Au Mali, la situation est plus précaire que jamais dans le nord-est du pays, et tout particulièrement à Ménaka. Cela fait plusieurs mois que l’EIGS, la branche sahélienne du groupe État islamique, mène des offensives meurtrières pour prendre le contrôle de cette zone frontalière du Niger et du Burkina. La dernière offensive a eu lieu à Talataye, il y a trois semaines
Il y a deux jours, lundi, des combattants de l’EIGS à moto se sont approchés de Ménaka. Pour cette fois, ils en sont restés là. Mais la ville, capitale de la région éponyme – plus de 20 000 habitants en temps normal et plusieurs milliers de déplacés arrivés ces derniers mois – est la principale cible à venir de l’EIGS. C’est ce qu’expliquent unanimement les sources sécuritaires jointes par RFI. Certaines d’entre elles estiment que la localité de Tidermène, environ 75 kilomètres au nord de Ménaka, aujourd’hui contrôlée par le Jnim (Groupe de soutien à l’Islam et aux musulmans) lié à Aqmi, pourrait être attaquée au préalable.
Renforts et stocks
Depuis plusieurs semaines, les deux groupes jihadistes qui se disputent cette partie du territoire malien, le Jnim et l’EIGS, reçoivent des renforts. Ils viennent notamment du centre du pays pour le Jnim, du Niger, du Nigeria ou d’Algérie, pour l’EIGS.
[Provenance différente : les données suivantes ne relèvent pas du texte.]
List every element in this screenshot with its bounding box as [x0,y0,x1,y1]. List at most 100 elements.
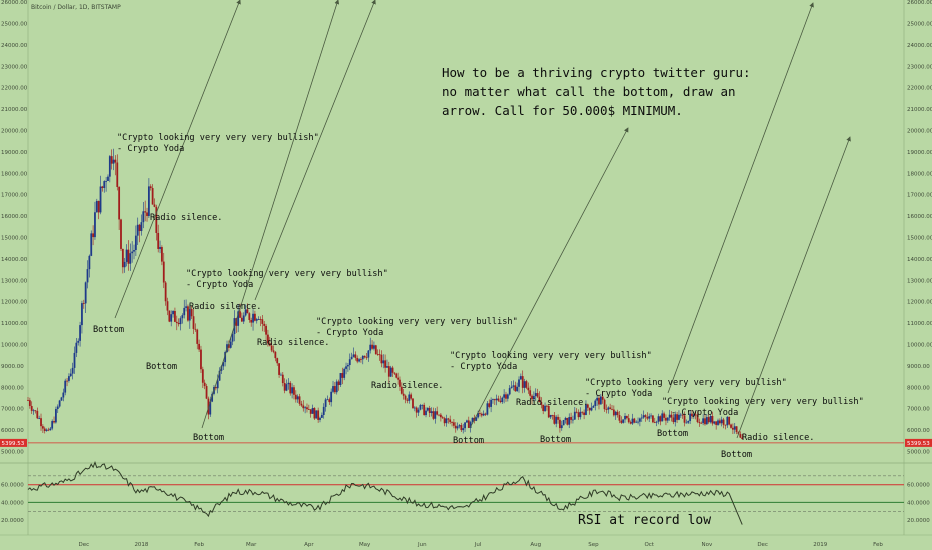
candle-body [698,422,701,423]
candle-body [466,420,468,423]
candle-body [510,386,513,389]
arrow-drawing [736,136,851,439]
candle-body [531,395,533,400]
candle-body [432,411,435,419]
candle-body [425,410,427,416]
candle-body [547,406,550,418]
time-label: Jun [417,542,427,548]
candle-body [140,222,143,232]
candle-body [209,401,212,415]
price-tick-right: 14000.00 [907,257,932,263]
candle-body [201,369,204,383]
price-tick-right: 8000.00 [907,385,930,391]
price-tick-right: 15000.00 [907,235,932,241]
candle-body [687,420,690,423]
price-tick-right: 20000.00 [907,129,932,135]
candle-body [348,359,351,366]
price-tick-left: 14000.00 [1,257,28,263]
candle-body [551,414,554,416]
candle-body [125,249,128,262]
candle-body [638,418,641,422]
candle-body [592,405,595,408]
candle-body [220,366,223,371]
candle-body [559,419,561,429]
candle-body [562,420,565,426]
price-tick-left: 15000.00 [1,235,28,241]
candle-body [570,417,572,420]
candle-body [384,360,386,368]
candle-body [36,410,39,419]
rsi-tick-left: 20.0000 [1,518,24,524]
candle-body [674,414,677,423]
candle-body [235,318,238,326]
candle-body [579,411,582,418]
candle-body [77,340,80,343]
bottom-label-3: Bottom [193,433,224,443]
candle-body [449,419,452,423]
candle-body [108,156,111,177]
candle-body [443,418,446,424]
candle-body [598,397,600,405]
candle-body [713,421,716,424]
price-tick-left: 19000.00 [1,150,28,156]
candle-body [475,417,478,421]
quote-5-line-2: - Crypto Yoda [585,389,652,399]
candle-body [369,344,372,351]
candle-body [131,251,134,254]
bottom-label-1: Bottom [93,325,124,335]
candle-body [605,409,608,410]
candle-body [283,383,286,391]
candle-body [499,400,502,403]
price-tick-left: 20000.00 [1,129,28,135]
candle-body [255,319,258,321]
candle-body [679,414,682,416]
price-tick-left: 16000.00 [1,214,28,220]
candle-body [239,311,241,318]
candle-body [374,345,377,355]
candle-body [585,404,587,415]
candle-body [395,373,398,378]
rsi-line [27,460,743,525]
arrow-drawing [254,0,376,301]
time-label: Aug [530,542,541,548]
candle-body [568,417,571,425]
candle-body [640,417,643,419]
candle-body [146,212,148,217]
candle-body [376,354,379,355]
candle-body [705,417,708,425]
candle-body [280,374,282,376]
candle-body [254,313,256,321]
quote-2-line-2: - Crypto Yoda [186,280,253,290]
candle-body [335,381,338,393]
quote-1-line-1: "Crypto looking very very very bullish" [117,133,319,143]
candle-body [328,399,331,403]
candle-body [666,417,669,421]
candle-body [136,224,139,236]
candle-body [222,362,225,367]
candle-body [497,398,500,401]
candle-body [445,418,448,424]
candle-body [157,232,160,249]
candle-body [521,376,524,388]
candle-body [185,306,187,308]
candle-body [276,358,279,364]
candle-body [735,426,738,433]
radio-silence-4: Radio silence. [371,381,443,391]
price-tick-left: 24000.00 [1,43,28,49]
candle-body [603,399,606,410]
candle-body [149,186,152,189]
candle-body [612,409,615,416]
candle-body [413,407,416,409]
candle-body [581,411,584,413]
candle-body [668,414,671,418]
candle-body [704,418,706,425]
candle-body [464,422,466,429]
candle-body [624,415,626,420]
candle-body [343,368,346,378]
candle-body [506,394,509,399]
candle-body [168,310,171,322]
candle-body [575,411,578,413]
last-price-label-left: 5399.53 [2,441,25,447]
candle-body [637,421,639,423]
Le groupe État islamique constitue également des stocks : selon des sources locales concordantes, civiles et sécuritaires, plusieurs villages du cercle d’Ansongo (Seyna, Bara et Wiha) ont été attaqués par l’EIGS en début de semaine dernière : aucune victime, mais des réserves alimentaires et du bétail ont été pillés. De quoi servir de réserves, mais aussi de sources de revenus, grâce notamment à la revente des têtes de bétail. Des ultimatums ont été adressés à d’autres villages, dont les habitants ont été sommés de s’en aller, comme à Herba. Plusieurs groupes de combattants de l’EIGS se sont également réunis à Tabankort, la semaine dernière, pour se coordonner.
Mobilisation générale de la Plateforme
Alors que les deux groupes jihadistes rivaux tentent de prendre le pas l’un sur l’autre, des groupes armés du nord du Mali, signataires de l’accord de paix de 2015, s’efforcent de protéger les populations civiles. La Plateforme, qui rassemble notamment le MSA (Mouvement pour le salut de l’Azawad), en première ligne depuis le début des attaques, et le Gatia (Groupe d’autodéfense touareg Imghad et alliés), a annoncé ce week-end la mobilisation générale de ses combattants, appelés à se regrouper sur des sites clefs et à se préparer au combat.
Si les ex-rebelles de la CMA, également signataires de l’accord de paix de 2015, n’ont à ce jour fait aucune annonce, une réflexion est en cours au sein du mouvement sur sa future implication dans la bataille. « Le danger est à présent aussi aux portes de Kidal », explique l’un de ses cadres. « La CMA n’a pas encore pris la décision de faire la guerre, mais elle se prépare à toute éventualité. »
Quid de l’armée malienne ?
L’armée malienne et ses supplétifs russes, présents à Ménaka, n’ont jusqu’ici pris part à aucun combat dans cette partie du territoire malien. Les autorités de transition n’ont d’ailleurs jamais communiqué sur aucun des massacres commis dans la zone depuis mars dernier. Au plus grand désarroi des populations locales qui expriment, hors micro, leurs craintes et redoutent d’être volontairement abandonnées à leur sort par les autorités de transition. Sollicitée à plusieurs reprises par RFI sur ses activités dans la zone, l’armée malienne n’a jamais donné suite.
Du côté des groupes armés de la Plateforme, théoriquement alliés de l’État malien, on déplore l’absence de soutien des Fama (Forces armées maliennes) face à un ennemi comme l’EIGS, qui menace de manière immédiate les habitants de la région de Ménaka mais aussi, sur un plus long terme, l’ensemble du pays et de la sous-région. L’EIGS est notamment très implanté au Niger voisin.
Selon les Nations unies, les trois quarts de la région de Ménaka sont déjà sous la domination de l’EIGS.